Who Can Get Dupuytren’s Contracture?
Dupuytren’s Contracture most commonly affects Caucasian males of Northern European and Scandinavian descent. Men are affected more frequently than women, as high as a 10:1 ratio.
Other conditions that have high association with Dupuytren’s Contracture include diabetes, chronic alcoholism, epilepsy, smoking, pulmonary disease and HIV. It commonly affects both hands. The ring and little fingers being the most frequently affected, though the thumb and other fingers can also be involved.
Different studies show varying rates but the prevalence of Dupuytren’s Contracture is about 3-6% of the general population.
What Treatment Is Available?
As early as last year, an injection became available in America and this year in Europe, that weakens the cords and allows them to be broken up. However, as the nodules or diseased tissue is not removed, the risk of the chords regrowing remains.
Historically, there has been little change with splinting or exercises using non-invasive therapy methods.
The most commonly used approach to correct Dupuytrens Contracture is to remove the diseased tissue surgically. The surgery then requires almost immediate and strict follow-up with a hand therapist. Splinting to maintain full straightening of the finger, wound care, swelling management, early movement and scar management are really important. There is no value in having the surgery and then not continuing on with the recommended hand therapy treatment.
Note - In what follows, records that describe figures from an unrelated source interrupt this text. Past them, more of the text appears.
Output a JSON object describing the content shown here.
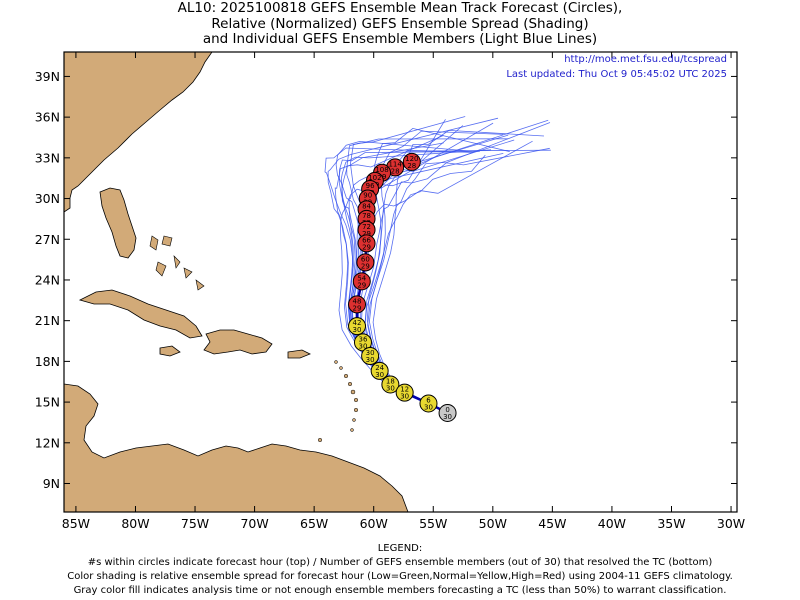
{
  "title": {
    "line1": "AL10: 2025100818 GEFS Ensemble Mean Track Forecast (Circles),",
    "line2": "Relative (Normalized) GEFS Ensemble Spread (Shading)",
    "line3": "and Individual GEFS Ensemble Members (Light Blue Lines)"
  },
  "source_url": "http://moe.met.fsu.edu/tcspread",
  "last_updated": "Last updated: Thu Oct 9 05:45:02 UTC 2025",
  "legend": {
    "heading": "LEGEND:",
    "line1": "#s within circles indicate forecast hour (top) / Number of GEFS ensemble members (out of 30) that resolved the TC (bottom)",
    "line2": "Color shading is relative ensemble spread for forecast hour (Low=Green,Normal=Yellow,High=Red) using 2004-11 GEFS climatology.",
    "line3": "Gray color fill indicates analysis time or not enough ensemble members forecasting a TC (less than 50%) to warrant classification."
  },
  "axes": {
    "lon_ticks": [
      "85W",
      "80W",
      "75W",
      "70W",
      "65W",
      "60W",
      "55W",
      "50W",
      "45W",
      "40W",
      "35W",
      "30W"
    ],
    "lat_ticks": [
      "39N",
      "36N",
      "33N",
      "30N",
      "27N",
      "24N",
      "21N",
      "18N",
      "15N",
      "12N",
      "9N"
    ],
    "lon_range": [
      -86,
      -29.5
    ],
    "lat_range": [
      6.9,
      40.8
    ]
  },
  "colors": {
    "land": "#d2aa78",
    "ocean": "#ffffff",
    "member_track": "#3a55ee",
    "mean_track": "#0000aa",
    "low_spread": "#22aa22",
    "normal_spread": "#e8d830",
    "high_spread": "#dd3030",
    "analysis_gray": "#c8c8c8"
  },
  "mean_track": [
    {
      "hour": "0",
      "members": "30",
      "lon": -53.8,
      "lat": 14.2,
      "spread": "gray"
    },
    {
      "hour": "6",
      "members": "30",
      "lon": -55.4,
      "lat": 14.9,
      "spread": "normal"
    },
    {
      "hour": "12",
      "members": "30",
      "lon": -57.4,
      "lat": 15.7,
      "spread": "normal"
    },
    {
      "hour": "18",
      "members": "30",
      "lon": -58.6,
      "lat": 16.3,
      "spread": "normal"
    },
    {
      "hour": "24",
      "members": "30",
      "lon": -59.5,
      "lat": 17.3,
      "spread": "normal"
    },
    {
      "hour": "30",
      "members": "30",
      "lon": -60.3,
      "lat": 18.4,
      "spread": "normal"
    },
    {
      "hour": "36",
      "members": "30",
      "lon": -60.9,
      "lat": 19.4,
      "spread": "normal"
    },
    {
      "hour": "42",
      "members": "30",
      "lon": -61.4,
      "lat": 20.6,
      "spread": "normal"
    },
    {
      "hour": "48",
      "members": "29",
      "lon": -61.4,
      "lat": 22.2,
      "spread": "high"
    },
    {
      "hour": "54",
      "members": "29",
      "lon": -61.0,
      "lat": 23.9,
      "spread": "high"
    },
    {
      "hour": "60",
      "members": "29",
      "lon": -60.7,
      "lat": 25.3,
      "spread": "high"
    },
    {
      "hour": "66",
      "members": "29",
      "lon": -60.6,
      "lat": 26.7,
      "spread": "high"
    },
    {
      "hour": "72",
      "members": "29",
      "lon": -60.6,
      "lat": 27.7,
      "spread": "high"
    },
    {
      "hour": "78",
      "members": "29",
      "lon": -60.6,
      "lat": 28.5,
      "spread": "high"
    },
    {
      "hour": "84",
      "members": "29",
      "lon": -60.6,
      "lat": 29.2,
      "spread": "high"
    },
    {
      "hour": "90",
      "members": "29",
      "lon": -60.5,
      "lat": 30.0,
      "spread": "high"
    },
    {
      "hour": "96",
      "members": "29",
      "lon": -60.3,
      "lat": 30.7,
      "spread": "high"
    },
    {
      "hour": "102",
      "members": "29",
      "lon": -59.9,
      "lat": 31.3,
      "spread": "high"
    },
    {
      "hour": "108",
      "members": "29",
      "lon": -59.3,
      "lat": 31.9,
      "spread": "high"
    },
    {
      "hour": "114",
      "members": "28",
      "lon": -58.2,
      "lat": 32.3,
      "spread": "high"
    },
    {
      "hour": "120",
      "members": "28",
      "lon": -56.8,
      "lat": 32.7,
      "spread": "high"
    }
  ]
}
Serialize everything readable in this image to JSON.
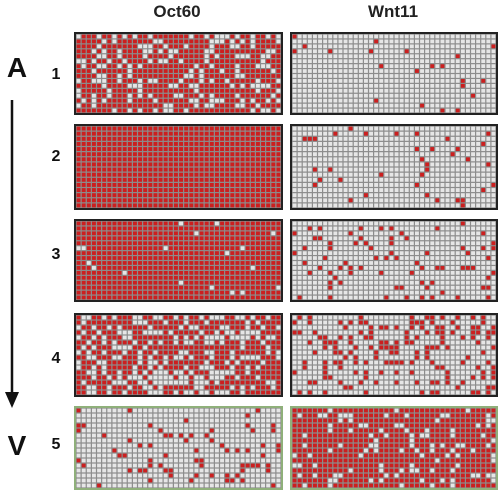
{
  "columns": {
    "left": "Oct60",
    "right": "Wnt11"
  },
  "axis": {
    "top": "A",
    "bottom": "V"
  },
  "rows": [
    {
      "label": "1",
      "oct60": {
        "fill": 0.72
      },
      "wnt11": {
        "fill": 0.03
      }
    },
    {
      "label": "2",
      "oct60": {
        "fill": 1.0
      },
      "wnt11": {
        "fill": 0.05
      }
    },
    {
      "label": "3",
      "oct60": {
        "fill": 0.97
      },
      "wnt11": {
        "fill": 0.09
      }
    },
    {
      "label": "4",
      "oct60": {
        "fill": 0.62
      },
      "wnt11": {
        "fill": 0.27
      }
    },
    {
      "label": "5",
      "oct60": {
        "fill": 0.12
      },
      "wnt11": {
        "fill": 0.82
      }
    }
  ],
  "colors": {
    "active": "#cc1f1f",
    "inactive": "#e6e6e6",
    "grid_bg": "#8c8c8c",
    "highlight_border": "#8fb07a"
  }
}
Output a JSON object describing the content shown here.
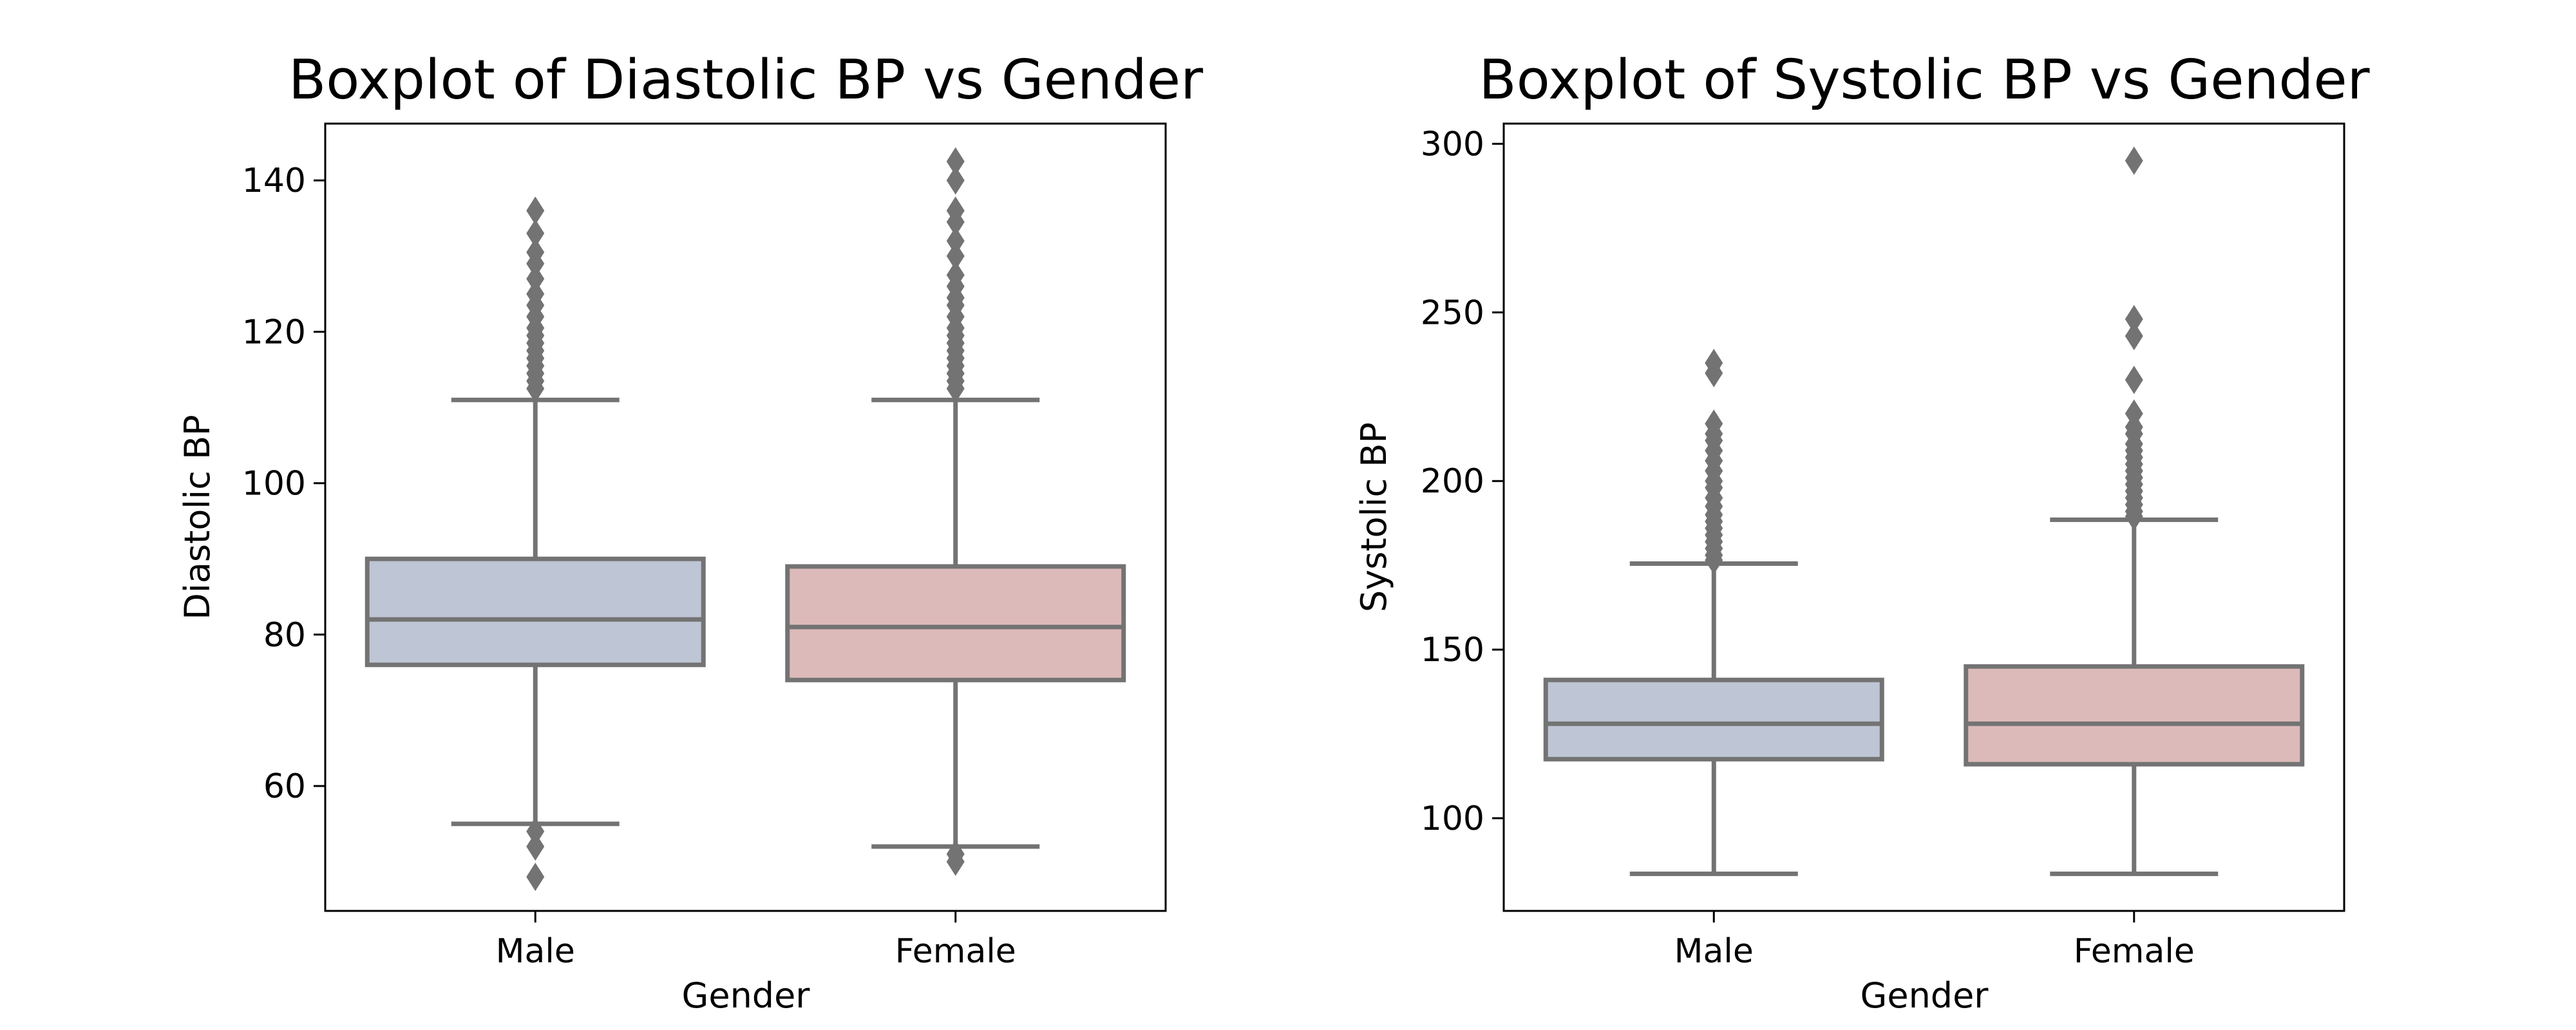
{
  "chart_data": [
    {
      "type": "box",
      "title": "Boxplot of Diastolic BP vs Gender",
      "xlabel": "Gender",
      "ylabel": "Diastolic BP",
      "ylim": [
        43.5,
        147.5
      ],
      "yticks": [
        60,
        80,
        100,
        120,
        140
      ],
      "categories": [
        "Male",
        "Female"
      ],
      "boxes": [
        {
          "category": "Male",
          "color": "#bec5d4",
          "whisker_low": 55,
          "q1": 76,
          "median": 82,
          "q3": 90,
          "whisker_high": 111,
          "outliers": [
            48,
            52,
            54,
            112.5,
            113.5,
            114.5,
            115.5,
            116.5,
            117.5,
            118.5,
            119.5,
            120.5,
            122,
            123.5,
            125,
            127,
            129,
            130.5,
            133,
            136
          ]
        },
        {
          "category": "Female",
          "color": "#dcbab9",
          "whisker_low": 52,
          "q1": 74,
          "median": 81,
          "q3": 89,
          "whisker_high": 111,
          "outliers": [
            50,
            51,
            112.5,
            113.5,
            114.5,
            115.5,
            116.5,
            117.5,
            118.5,
            119.5,
            120.5,
            122,
            123.5,
            124.5,
            126,
            127.5,
            130,
            132,
            134.5,
            136,
            140,
            142.5
          ]
        }
      ]
    },
    {
      "type": "box",
      "title": "Boxplot of Systolic BP vs Gender",
      "xlabel": "Gender",
      "ylabel": "Systolic BP",
      "ylim": [
        72.5,
        306
      ],
      "yticks": [
        100,
        150,
        200,
        250,
        300
      ],
      "categories": [
        "Male",
        "Female"
      ],
      "boxes": [
        {
          "category": "Male",
          "color": "#bec5d4",
          "whisker_low": 83.5,
          "q1": 117.5,
          "median": 128,
          "q3": 141,
          "whisker_high": 175.5,
          "outliers": [
            176.5,
            178,
            180,
            182,
            184,
            186,
            188,
            190,
            192.5,
            195,
            198,
            200,
            203,
            206,
            209,
            212,
            214,
            217,
            232,
            235
          ]
        },
        {
          "category": "Female",
          "color": "#dcbab9",
          "whisker_low": 83.5,
          "q1": 116,
          "median": 128,
          "q3": 145,
          "whisker_high": 188.5,
          "outliers": [
            189.5,
            191,
            193,
            195,
            197,
            199,
            201,
            203,
            205,
            207,
            209,
            211,
            214,
            216,
            220,
            230,
            243,
            248,
            295
          ]
        }
      ]
    }
  ]
}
Surgery is indicated when a thorough assessment is done by a Hand Surgeon. Referral from your local doctor to the specialist can determine if you are an appropriate candidate.
What Does Hand Therapy Involve?
In our experience, the best chance of a good outcome is achieved with the following:
Initial visit 2-3 days post-op.
Fabrication of a removable splint with fingers/thumb in full extension. The splint is mainly worn at night, depending on the extent of surgery, more frequent wear time may be indicated.
Night splinting up to 3 months, depending on progress.
Wound care and removal of stitches.
Scar management to reduce the chances of scar tissue limiting return of movement.
Early movement exercises from the first visit.
Methods to reduce and minimise any swelling.
Progress to strengthening after the wound has fully healed and resistance can be tolerated.